Facet joints are small joints located in the rear of each vertebra and they help support the spine and allow movement.
There are 2 facet joints at each level; one on the right and one on the left. Facet joints are lined with cartilage. The facet joint itself is wrapped by a thick fibrous capsule that holds the joint in the proper alignment and gives it strength. Each facet joint has 2 small nerve branches which send sensory information from the facet joint to the brain. If the facet joint is irritated, this leads to the perception of pain.

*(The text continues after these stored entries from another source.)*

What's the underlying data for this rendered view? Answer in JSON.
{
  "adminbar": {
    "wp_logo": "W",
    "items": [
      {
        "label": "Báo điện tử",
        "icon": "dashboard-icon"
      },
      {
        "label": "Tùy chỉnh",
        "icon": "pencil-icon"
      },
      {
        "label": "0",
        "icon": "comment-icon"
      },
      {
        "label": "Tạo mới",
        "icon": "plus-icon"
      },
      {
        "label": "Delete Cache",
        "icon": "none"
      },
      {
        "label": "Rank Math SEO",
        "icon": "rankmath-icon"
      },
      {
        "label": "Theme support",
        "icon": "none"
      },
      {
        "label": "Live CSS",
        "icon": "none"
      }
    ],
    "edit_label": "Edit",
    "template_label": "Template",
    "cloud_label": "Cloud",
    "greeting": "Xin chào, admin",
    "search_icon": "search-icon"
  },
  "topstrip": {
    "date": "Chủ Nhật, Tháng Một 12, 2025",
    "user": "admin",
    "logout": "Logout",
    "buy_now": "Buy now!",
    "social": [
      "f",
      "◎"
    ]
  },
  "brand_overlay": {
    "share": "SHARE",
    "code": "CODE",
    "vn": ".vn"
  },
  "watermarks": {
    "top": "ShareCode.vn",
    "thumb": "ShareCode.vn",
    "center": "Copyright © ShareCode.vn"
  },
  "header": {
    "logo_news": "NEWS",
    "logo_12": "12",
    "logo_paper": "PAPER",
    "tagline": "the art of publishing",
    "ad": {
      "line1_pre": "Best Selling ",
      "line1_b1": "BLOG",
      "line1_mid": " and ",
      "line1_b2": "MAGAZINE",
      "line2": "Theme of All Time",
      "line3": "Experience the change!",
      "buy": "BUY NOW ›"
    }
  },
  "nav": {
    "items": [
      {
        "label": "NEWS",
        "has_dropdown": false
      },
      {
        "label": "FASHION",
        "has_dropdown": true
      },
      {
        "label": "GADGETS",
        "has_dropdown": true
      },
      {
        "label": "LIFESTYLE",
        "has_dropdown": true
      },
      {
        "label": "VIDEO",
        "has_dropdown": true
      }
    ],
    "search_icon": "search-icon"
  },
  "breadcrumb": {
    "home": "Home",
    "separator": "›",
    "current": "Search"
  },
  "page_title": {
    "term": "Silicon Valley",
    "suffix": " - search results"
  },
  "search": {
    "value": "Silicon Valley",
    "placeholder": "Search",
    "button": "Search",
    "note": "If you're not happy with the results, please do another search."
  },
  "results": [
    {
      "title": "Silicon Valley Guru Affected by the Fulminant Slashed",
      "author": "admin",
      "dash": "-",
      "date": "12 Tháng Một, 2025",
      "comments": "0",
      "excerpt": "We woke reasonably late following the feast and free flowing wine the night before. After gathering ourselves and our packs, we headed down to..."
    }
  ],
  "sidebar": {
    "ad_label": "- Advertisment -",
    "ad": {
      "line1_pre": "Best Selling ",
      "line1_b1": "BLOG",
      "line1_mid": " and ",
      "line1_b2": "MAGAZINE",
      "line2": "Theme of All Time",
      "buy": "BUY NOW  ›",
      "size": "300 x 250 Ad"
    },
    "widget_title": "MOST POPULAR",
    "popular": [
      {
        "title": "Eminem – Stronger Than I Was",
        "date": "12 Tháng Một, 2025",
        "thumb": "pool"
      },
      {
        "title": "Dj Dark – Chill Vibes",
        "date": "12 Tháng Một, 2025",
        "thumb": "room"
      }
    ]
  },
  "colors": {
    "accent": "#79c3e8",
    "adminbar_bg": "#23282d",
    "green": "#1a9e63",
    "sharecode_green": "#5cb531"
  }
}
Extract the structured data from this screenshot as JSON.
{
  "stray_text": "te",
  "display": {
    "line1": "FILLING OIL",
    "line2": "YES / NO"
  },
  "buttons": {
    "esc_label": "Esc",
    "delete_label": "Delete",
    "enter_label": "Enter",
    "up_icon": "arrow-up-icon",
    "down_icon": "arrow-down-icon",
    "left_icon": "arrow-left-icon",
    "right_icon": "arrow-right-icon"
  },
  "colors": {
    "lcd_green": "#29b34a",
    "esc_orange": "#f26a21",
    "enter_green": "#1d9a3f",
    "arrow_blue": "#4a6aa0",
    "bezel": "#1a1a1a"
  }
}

Facet joints are susceptible to trauma and wear-and-tear. Trauma to facet joints such as whiplash, sleeping in a bizarre position, a sudden jerking of the neck, twisting while lifting
overhead, or rapid rotational motion of the spine, may lead to joint capsular tears, irritation of the joint surface, or abnormalities of joint alignment. Wear and tear of facet joints can be caused by cartilage loss or spinal disc degeneration.
Facet syndrome in the upper neck region may present as headache at the base of the skull, aching behind the eyes, ringing in the ears, and upper neck pain and tenderness. Extension and rotation of the neck usually aggravate the symptoms. Facet syndrome in the lower neck region may present with pain and tenderness in the neck, shoulder and upper back, and loss of normal cervical spinal curvature.
Pain is therefore caused by wear and tear in facet joints or from damage to ligaments. Occasionally, bulging discs or osteophytes pinch the nerve roots and this causes pain or numbness that travels into the arm. If the vertebral artery is pinched, this reduces the blood supply to the part of the brain that controls balance and this may lead to dizziness. In cases of severe spondylosis, the spinal cord can be compressed, which causes weakness and numbness in the arms and legs.
Treatment of facet syndrome includes conservative measures such as local heat, traction, anti-inflamatory medications (NSAIDS), trigger point injections, physical therapy, manipulation, and interventional treatment such as facet joint blocks, dorsal median branch nerve blocks or denervation and prolotherapy.
After failing conventional measures, facet joint injection is usually performed. If the injection produces significant but short term pain relief, denervation of the facet joint can be performed to eliminate the painful sensation from the joints and thus provide long term pain reduction (in 80% of cases).
The denervation procedure is carried out using a radio-frequency (RF) denervation (ablation) technique. A RF needle is inserted and the tip is directed to reach the nerves coming from the facet joints under fluoroscopic guidance.
If denervation only partially reduces the pain, then, the residual pain is usually coming from chronically damaged ligaments/tendons, dysfunctional sacroiliac joints or degenerated discs. Prolotherapy may be a helpful adjunct to therapy by strengthening ligaments/tendons and tightening the loosened or distorted joints.